This week’s post is inspired by some conversations I had over Halloween which got me thinking. Why are faces everywhere at this time of year (think carved pumpkins and ghost masks), and what makes them scary? Last year I wrote about the science behind horror movies and why we find things creepy. But what is it about some shapes carved into a pumpkin that makes us see a ‘face’, even though we know it is just an inanimate object?
Humans have an uncanny ability to see faces in almost anything, not just pumpkins. We see the images of celebrities in toast, add eyelashes to our car’s headlights and assign personalities to buildings (small windows make it look suspicious – google it if you don’t believe me). This phenomenon even has a name – pareidolia.
The brain is so good at identifying faces, there is even a part of the brain specialised for this very function. The fusiform face area is located in the fusiform gyrus in a part of the temporal cortex responsible for processing visual stimuli. Whilst not without controversy, evidence to support the existence of an area specialised for face processing has been shown in neuroimaging studies (Kanwisher et al, 1997) as well as in the condition of prosopagnosia, or face blindness (Farah et al, 1995). People with prosopagnosia are impaired at recognising whole faces, and can in fact be better at seeing scrambled or inverted forms instead.
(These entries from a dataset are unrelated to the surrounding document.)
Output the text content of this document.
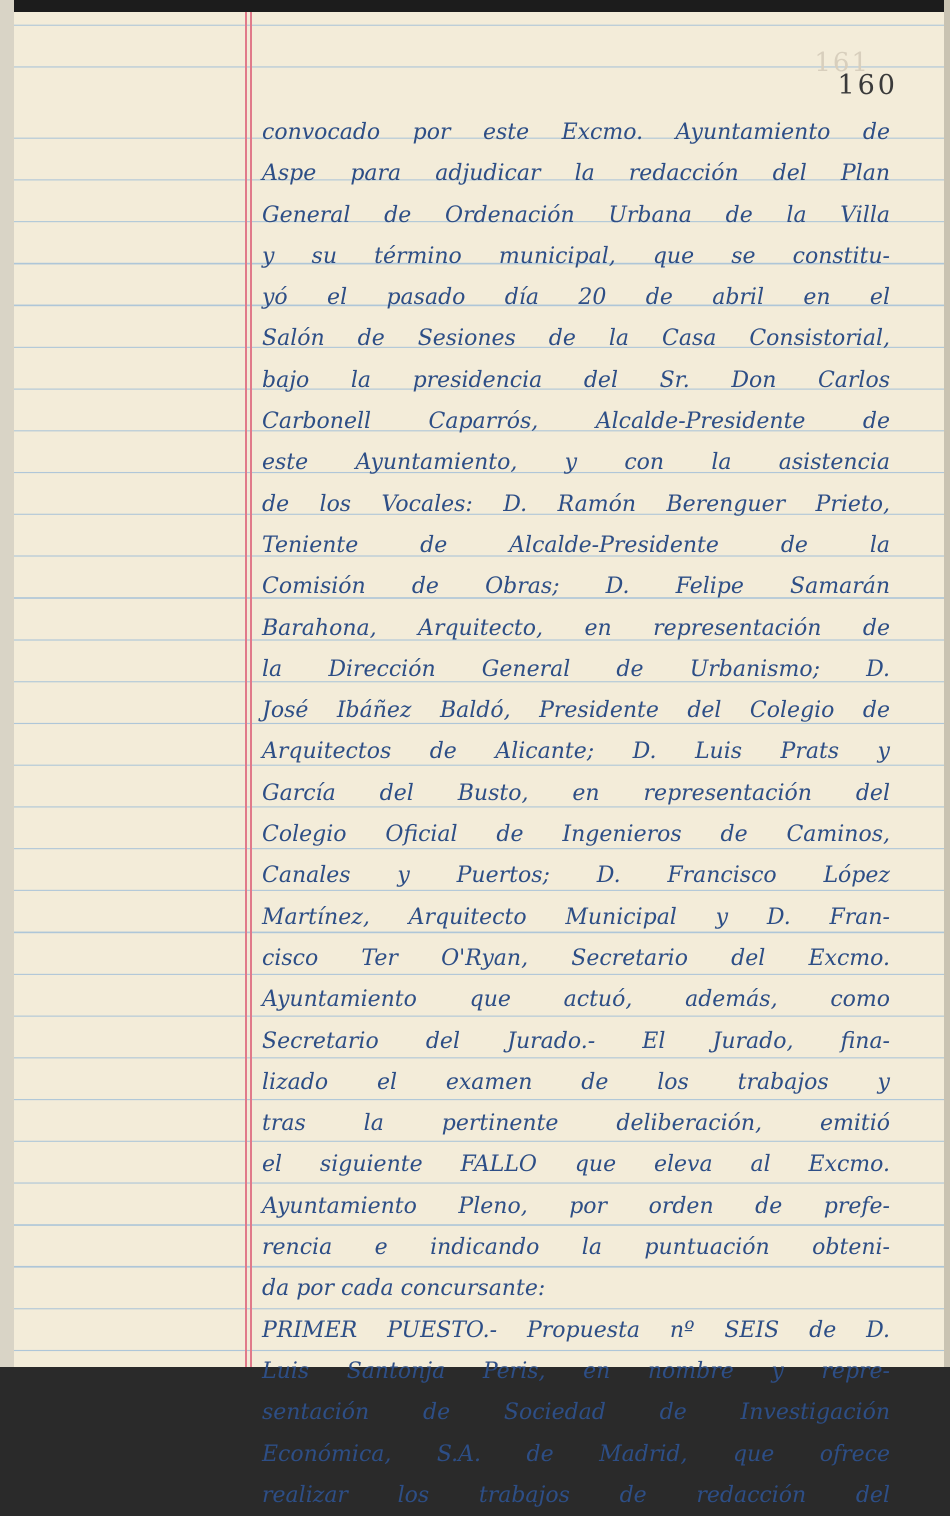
161
160
convocado por este Excmo. Ayuntamiento de
Aspe para adjudicar la redacción del Plan
General de Ordenación Urbana de la Villa
y su término municipal, que se constitu-
yó el pasado día 20 de abril en el
Salón de Sesiones de la Casa Consistorial,
bajo la presidencia del Sr. Don Carlos
Carbonell Caparrós, Alcalde-Presidente de
este Ayuntamiento, y con la asistencia
de los Vocales: D. Ramón Berenguer Prieto,
Teniente de Alcalde-Presidente de la
Comisión de Obras; D. Felipe Samarán
Barahona, Arquitecto, en representación de
la Dirección General de Urbanismo; D.
José Ibáñez Baldó, Presidente del Colegio de
Arquitectos de Alicante; D. Luis Prats y
García del Busto, en representación del
Colegio Oficial de Ingenieros de Caminos,
Canales y Puertos; D. Francisco López
Martínez, Arquitecto Municipal y D. Fran-
cisco Ter O'Ryan, Secretario del Excmo.
Ayuntamiento que actuó, además, como
Secretario del Jurado.- El Jurado, fina-
lizado el examen de los trabajos y
tras la pertinente deliberación, emitió
el siguiente FALLO que eleva al Excmo.
Ayuntamiento Pleno, por orden de prefe-
rencia e indicando la puntuación obteni-
da por cada concursante:
PRIMER PUESTO.- Propuesta nº SEIS de D.
Luis Santonja Peris, en nombre y repre-
sentación de Sociedad de Investigación
Económica, S.A. de Madrid, que ofrece
realizar los trabajos de redacción del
As well as being an important area in recognising real faces, the fusiform face area is also thought to be involved in seeing these other types of illusory faces (Lui et al, 2014). This study used fMRI to measure activation in the fusiform face area whilst participants were shown random noise stimuli and were told to find either faces or letters, and found most activation in this area when participants were identifying faces in the patterns they were shown.
And why are these illusory faces creepy? One theory is that they look familiar, but there’s something not quite right about them. It is then this uncertainty that leads us to find some ghostly faces scary.
Thanks for reading – as ever please leave a comment if you liked this post, and let me know about any future topics you’d like to see covered on freudforthought!
Farah, M.J., Wilson, K.D., Drain, H.M. and Tanaka, J.R., 1995. The inverted face inversion effect in prosopagnosia: Evidence for mandatory, face-specific perceptual mechanisms. Vision research, 35(14), pp.2089-2093.
Kanwisher, N., McDermott, J. and Chun, M.M., 1997. The fusiform face area: a module in human extrastriate cortex specialized for face perception. Journal of neuroscience, 17(11), pp.4302-4311.
Liu, J., Li, J., Feng, L., Li, L., Tian, J. and Lee, K., 2014. Seeing Jesus in toast: neural and behavioral correlates of face pareidolia. Cortex, 53, pp.60-77.